Happiest Minds UK discusses the new-age deception technologies UK businesses should adopt to bolster their cyber-security defences
The recent TalkTalk cyber-security breach has brought the issue of security firmly back into the public’s psyche and has put both government and organisations on high alert. It seems that regardless of your vertical market, be it finance, technology or banking, the threat of a cyber breach is pretty much imminent. Only today I read an article which outlined that Britain’s Trident nuclear weapons system may be vulnerable to cyber-attack by a hostile state, according to former defence secretary Des Brown.
So, despite the UK being one of the highest EU spenders on IT security, existing cyber security solutions are simply not good enough to stop malicious hackers and evolving threats. It’s little wonder why Chancellor George Osborne has pledged to spend an additional £1.9 billion on cyber security and has committed to the creation of a ‘National Cyber Centre’ to respond to major attacks on Britain.

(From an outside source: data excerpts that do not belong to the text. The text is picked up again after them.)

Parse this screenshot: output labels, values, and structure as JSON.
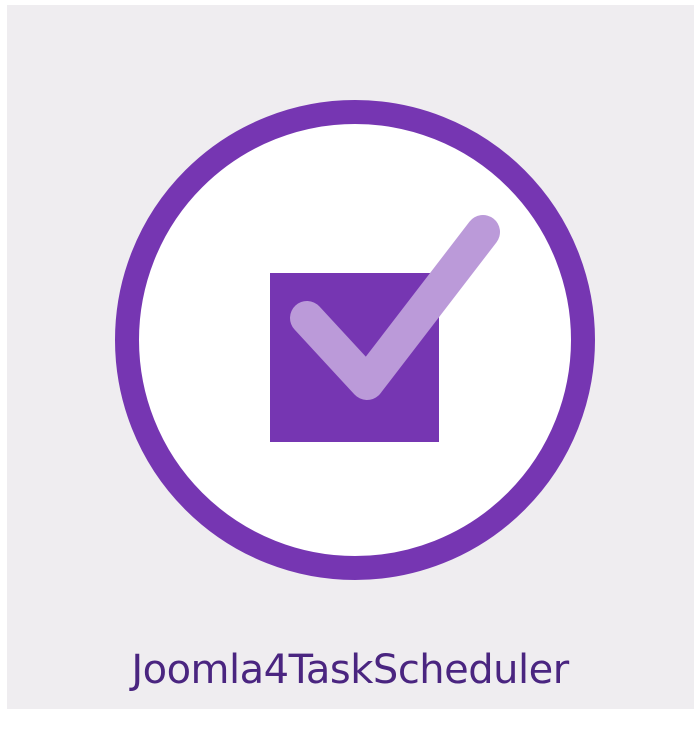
{
  "app": {
    "name": "Joomla4TaskScheduler"
  },
  "logo": {
    "icon": "checkbox-checked-icon",
    "colors": {
      "ring": "#7636b2",
      "box": "#7636b2",
      "check": "#bb9ad9",
      "inner": "#ffffff",
      "background": "#efedf0",
      "text": "#4a2580"
    }
  }
}
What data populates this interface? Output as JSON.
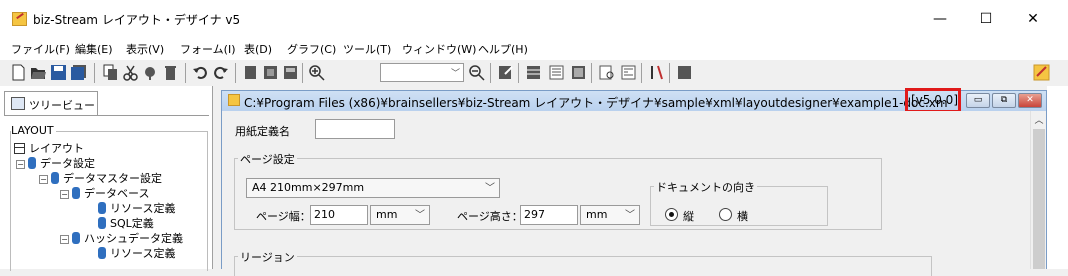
{
  "window": {
    "title": "biz-Stream レイアウト・デザイナ v5",
    "minimize": "—",
    "maximize": "☐",
    "close": "✕"
  },
  "menu": [
    "ファイル(F)",
    "編集(E)",
    "表示(V)",
    "フォーム(I)",
    "表(D)",
    "グラフ(C)",
    "ツール(T)",
    "ウィンドウ(W)",
    "ヘルプ(H)"
  ],
  "toolbar": {
    "zoom_value": ""
  },
  "tree": {
    "tab_label": "ツリービュー",
    "group_label": "LAYOUT",
    "nodes": [
      {
        "label": "レイアウト",
        "type": "layout"
      },
      {
        "label": "データ設定",
        "type": "db"
      },
      {
        "label": "データマスター設定",
        "type": "db"
      },
      {
        "label": "データベース",
        "type": "db"
      },
      {
        "label": "リソース定義",
        "type": "db"
      },
      {
        "label": "SQL定義",
        "type": "db"
      },
      {
        "label": "ハッシュデータ定義",
        "type": "db"
      },
      {
        "label": "リソース定義",
        "type": "db"
      }
    ]
  },
  "document": {
    "path": "C:¥Program Files (x86)¥brainsellers¥biz-Stream レイアウト・デザイナ¥sample¥xml¥layoutdesigner¥example1-doc.xm",
    "version": "[v5.0.0]",
    "paper_name_label": "用紙定義名",
    "paper_name_value": "",
    "page_settings": {
      "title": "ページ設定",
      "size_selected": "A4 210mm×297mm",
      "width_label": "ページ幅：",
      "width_value": "210",
      "width_unit": "mm",
      "height_label": "ページ高さ：",
      "height_value": "297",
      "height_unit": "mm",
      "orientation": {
        "title": "ドキュメントの向き",
        "portrait": "縦",
        "landscape": "横",
        "selected": "portrait"
      }
    },
    "region_label": "リージョン"
  },
  "colors": {
    "highlight": "#e01a1a",
    "doc_titlebar": "#c3d8f1"
  }
}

So, how do you solve a problem like cyber security? Well, the answer could well be to implement emerging deception technologies such as next-generation honeypots and decoy systems which, according to a new Gartner report entitled ‘Emerging Technology Analysis: Deception Techniques and Technologies Create Security Technology Business Opportunities’, could have a game changing impact on enterprise security strategies.
Deception technologies are effectively tools which deceive attackers and enable the identification and capture of malware at point of entry. They misdirect intruders and disrupt their activities at multiple points along the attack chain by luring them towards fake or non-existent data and away from the organisations critical data.
Let us look at a few of these technologies in greater detail:
Honeypots—or software emulations of an application or server—have been around for a few years now. A honeypot works by offering ‘honey’, something that appears attractive to an attacker, who will then expend his resources and time on gathering the honey. In the meanwhile, the honeypot does an admirable job of drawing his attention away from the actual data it seeks to protect.
Decoys are similar to honeypots and cause the attacker to pursue the wrong (fake) information. Many decoys act together to fill the attacker’s radar in a manner as to render it difficult for him to differentiate between real and fake targets.
However, organisations are now looking for more active defence strategies that not only lure in attackers, but also trap them, confound them and track their activity. One such deception technology offers an emulation engine masquerading as a run-of-the-mill operating system. The ‘operating system’ contains ‘sensitive’ data that could be attractive to attackers, for example data labelled ‘credit card info’. The platform will lure the attacker in by allowing him to ‘hack’ this fake data and in turn start gathering information about his movements and the codes that he seeks to modify. This intelligence can then be shared with other security tools, such as intrusion prevention systems, to defend against the attack.
A number of start-ups are designing various kinds of intrusion deception software that insert fake server files and URLs into applications. These traps are visible only to hackers and not normal users. An example of such a snare could be trapping hackers probing for random files by granting them access to bogus files that are a dead-end and merely keep leading them in circles towards more fake data. Or protecting the system against brute-force authentication by scrambling the attacker’s input so he can never get the password right, even if he does happen to type out the right code.
Other technologies set up fake IP addresses on webservers that, on multiple attempts to hack them, will always present a deception to that user. Other companies set up virtual systems or computers that actually have no data on them, and are indistinguishable from other machines on the network. Repeated intrusion into and unwarranted activity on these systems make it easy to identify hackers. The hackers’ movements and methods can then be analysed, and the data fed back into other threat detection solutions and tools.
Deception technologies therefore create baits or decoys that attract and deceive attackers, making it quicker for an organisation to detect a security breach. They increase the attacker’s workload and exhaust his resources. Certain solutions go beyond merely setting up decoys to also conduct forensic analysis on these attacks so the organisation can effectively defend its network and speedily mitigate security breaches. It may not be a ‘one size fits all’ answer to the cyber security conundrum, but it is certainly one more weapon in the organisation’s armory against hackers.